Lastly, right at the stroke of the four o’clock hour, the Yankees finally – and if you’re a Yankees fan, you do mean finally – got rid of a pitcher who did a whole lot of promising and, as was his wont, a whole lot of losing: Ivan Nova. He’ll go down in Yankees lore as a completely forgettable pitcher with an unsettling penchant for getting hurt and giving up home runs to a bunch of contact hitters. Off he goes to the Pirates – let’s see if he can do any better than Jon Niese of “we should’ve taken Mets junk instead” fame.

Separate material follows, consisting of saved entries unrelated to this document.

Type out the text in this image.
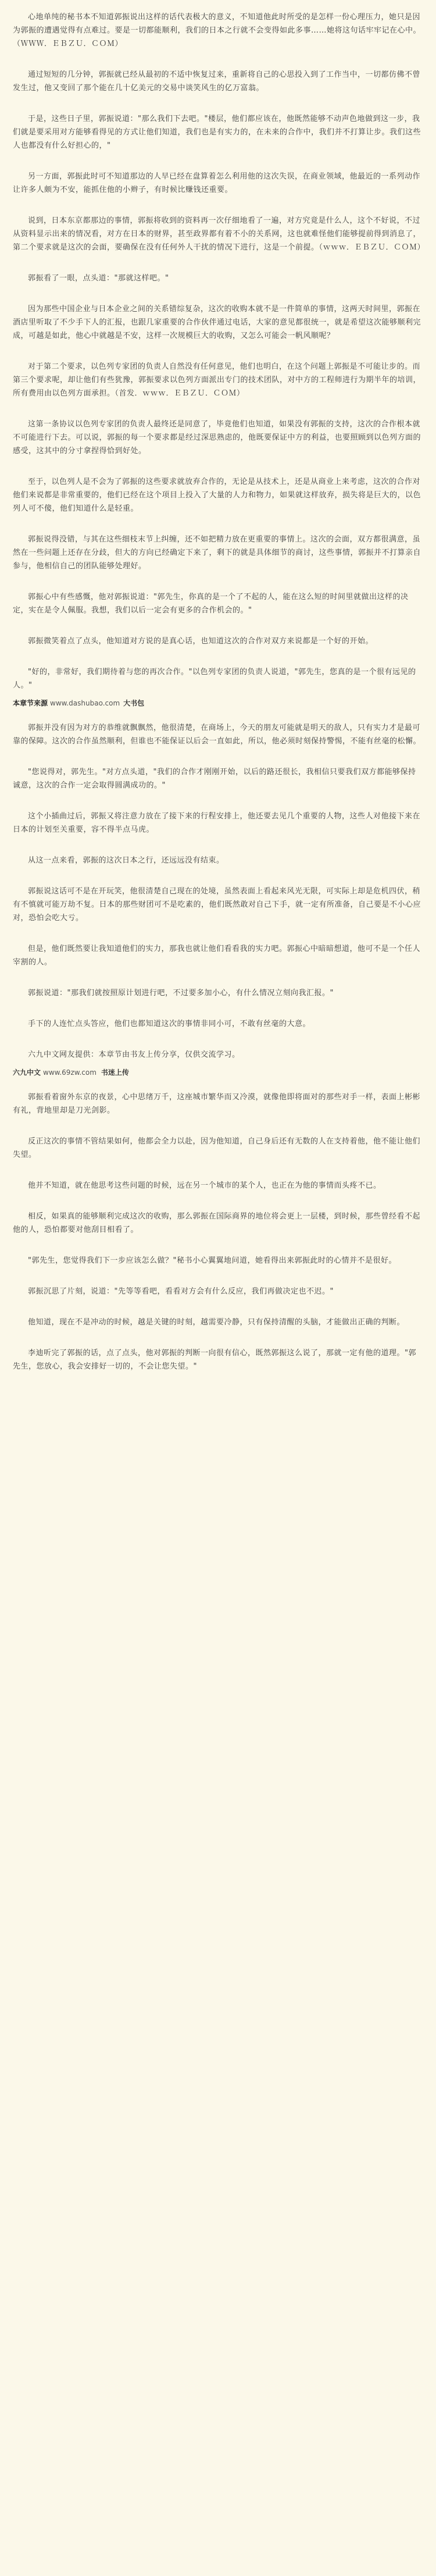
心地单纯的秘书本不知道郭振说出这样的话代表极大的意义，不知道他此时所受的是怎样一份心理压力，她只是因为郭振的遭遇觉得有点难过。要是一切都能顺利，我们的日本之行就不会变得如此多事……她将这句话牢牢记在心中。（ＷＷＷ．ＥＢＺＵ．ＣＯＭ）

通过短短的几分钟，郭振就已经从最初的不适中恢复过来，重新将自己的心思投入到了工作当中，一切都仿佛不曾发生过，他又变回了那个能在几十亿美元的交易中谈笑风生的亿万富翁。

于是，这些日子里，郭振说道："那么我们下去吧。"楼层，他们都应该在，他既然能够不动声色地做到这一步，我们就是要采用对方能够看得见的方式让他们知道，我们也是有实力的，在未来的合作中，我们并不打算让步。我们这些人也都没有什么好担心的，"

另一方面，郭振此时可不知道那边的人早已经在盘算着怎么利用他的这次失误，在商业领域，他最近的一系列动作让许多人颇为不安，能抓住他的小辫子，有时候比赚钱还重要。

说到，日本东京都那边的事情，郭振将收到的资料再一次仔细地看了一遍，对方究竟是什么人，这个不好说，不过从资料显示出来的情况看，对方在日本的财界，甚至政界都有着不小的关系网，这也就难怪他们能够提前得到消息了，第二个要求就是这次的会面，要确保在没有任何外人干扰的情况下进行，这是一个前提。（ｗｗｗ．ＥＢＺＵ．ＣＯＭ）

郭振看了一眼，点头道："那就这样吧。"

因为那些中国企业与日本企业之间的关系错综复杂，这次的收购本就不是一件简单的事情，这两天时间里，郭振在酒店里听取了不少手下人的汇报，也跟几家重要的合作伙伴通过电话，大家的意见都很统一，就是希望这次能够顺利完成，可越是如此，他心中就越是不安，这样一次规模巨大的收购，又怎么可能会一帆风顺呢？

对于第二个要求，以色列专家团的负责人自然没有任何意见，他们也明白，在这个问题上郭振是不可能让步的。而第三个要求呢，却让他们有些犹豫，郭振要求以色列方面派出专门的技术团队，对中方的工程师进行为期半年的培训，所有费用由以色列方面承担。（首发．ｗｗｗ．ＥＢＺＵ．ＣＯＭ）

这第一条协议以色列专家团的负责人最终还是同意了，毕竟他们也知道，如果没有郭振的支持，这次的合作根本就不可能进行下去。可以说，郭振的每一个要求都是经过深思熟虑的，他既要保证中方的利益，也要照顾到以色列方面的感受，这其中的分寸拿捏得恰到好处。

至于，以色列人是不会为了郭振的这些要求就放弃合作的，无论是从技术上，还是从商业上来考虑，这次的合作对他们来说都是非常重要的，他们已经在这个项目上投入了大量的人力和物力，如果就这样放弃，损失将是巨大的，以色列人可不傻，他们知道什么是轻重。

郭振说得没错，与其在这些细枝末节上纠缠，还不如把精力放在更重要的事情上。这次的会面，双方都很满意，虽然在一些问题上还存在分歧，但大的方向已经确定下来了，剩下的就是具体细节的商讨，这些事情，郭振并不打算亲自参与，他相信自己的团队能够处理好。

郭振心中有些感慨，他对郭振说道："郭先生，你真的是一个了不起的人，能在这么短的时间里就做出这样的决定，实在是令人佩服。我想，我们以后一定会有更多的合作机会的。"

郭振微笑着点了点头，他知道对方说的是真心话，也知道这次的合作对双方来说都是一个好的开始。

"好的，非常好，我们期待着与您的再次合作。"以色列专家团的负责人说道，"郭先生，您真的是一个很有远见的人。"

本章节来源 www.dashubao.com 大书包

郭振并没有因为对方的恭维就飘飘然，他很清楚，在商场上，今天的朋友可能就是明天的敌人，只有实力才是最可靠的保障。这次的合作虽然顺利，但谁也不能保证以后会一直如此，所以，他必须时刻保持警惕，不能有丝毫的松懈。

"您说得对，郭先生。"对方点头道，"我们的合作才刚刚开始，以后的路还很长，我相信只要我们双方都能够保持诚意，这次的合作一定会取得圆满成功的。"

这个小插曲过后，郭振又将注意力放在了接下来的行程安排上，他还要去见几个重要的人物，这些人对他接下来在日本的计划至关重要，容不得半点马虎。

从这一点来看，郭振的这次日本之行，还远远没有结束。

郭振说这话可不是在开玩笑，他很清楚自己现在的处境，虽然表面上看起来风光无限，可实际上却是危机四伏，稍有不慎就可能万劫不复。日本的那些财团可不是吃素的，他们既然敢对自己下手，就一定有所准备，自己要是不小心应对，恐怕会吃大亏。

但是，他们既然要让我知道他们的实力，那我也就让他们看看我的实力吧。郭振心中暗暗想道，他可不是一个任人宰割的人。

郭振说道："那我们就按照原计划进行吧，不过要多加小心，有什么情况立刻向我汇报。"

手下的人连忙点头答应，他们也都知道这次的事情非同小可，不敢有丝毫的大意。

六九中文网友提供：本章节由书友上传分享，仅供交流学习。

六九中文 www.69zw.com 书迷上传

郭振看着窗外东京的夜景，心中思绪万千，这座城市繁华而又冷漠，就像他即将面对的那些对手一样，表面上彬彬有礼，背地里却是刀光剑影。

反正这次的事情不管结果如何，他都会全力以赴，因为他知道，自己身后还有无数的人在支持着他，他不能让他们失望。

他并不知道，就在他思考这些问题的时候，远在另一个城市的某个人，也正在为他的事情而头疼不已。

相反，如果真的能够顺利完成这次的收购，那么郭振在国际商界的地位将会更上一层楼，到时候，那些曾经看不起他的人，恐怕都要对他刮目相看了。

"郭先生，您觉得我们下一步应该怎么做？"秘书小心翼翼地问道，她看得出来郭振此时的心情并不是很好。

郭振沉思了片刻，说道："先等等看吧，看看对方会有什么反应，我们再做决定也不迟。"

他知道，现在不是冲动的时候，越是关键的时刻，越需要冷静，只有保持清醒的头脑，才能做出正确的判断。

李迪听完了郭振的话，点了点头，他对郭振的判断一向很有信心，既然郭振这么说了，那就一定有他的道理。"郭先生，您放心，我会安排好一切的，不会让您失望。"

That’s all it took: One week and just like that, the Yankees have what is arguably the best farm system in baseball. Aaron Judge, Gary Sanchez, Jorge Mateo – welcome the teammates that will launch the Yankees back to where they deserve to be: at the top of the Major Leagues, looking down (and I mean way down) at the lowly pretenders to the title of best team in baseball. And who knows, maybe we’ll also get a minor addition in the form of Bryce Harper come 2018.

Not wholly unlike the subway rat dodging its way past uptown 4 trains, the New York Yankees have avoided a deadly steel monster barreling down on their future: the temptation to be buyers when they have about as much chance of a 2016 playoff run as Harambe has of being president of these United States.

This is about survival – and the Yankees knew it, going from a team that doesn’t “do” farm systems to a team that is a farm system. And a deep one, at that. We’re sort of like the Mets, who pay their All-Stars cents on the dollars. Except the difference is, we’ll actually win it all.

The days of spending money to win it all are over – quick, someone tell the Red Sox. Oh, they can’t come to the phone because they’re too busy writing a check to David Price? My bad.

The Yankees are back. Everyone else will be playing catch-up for a decade or three.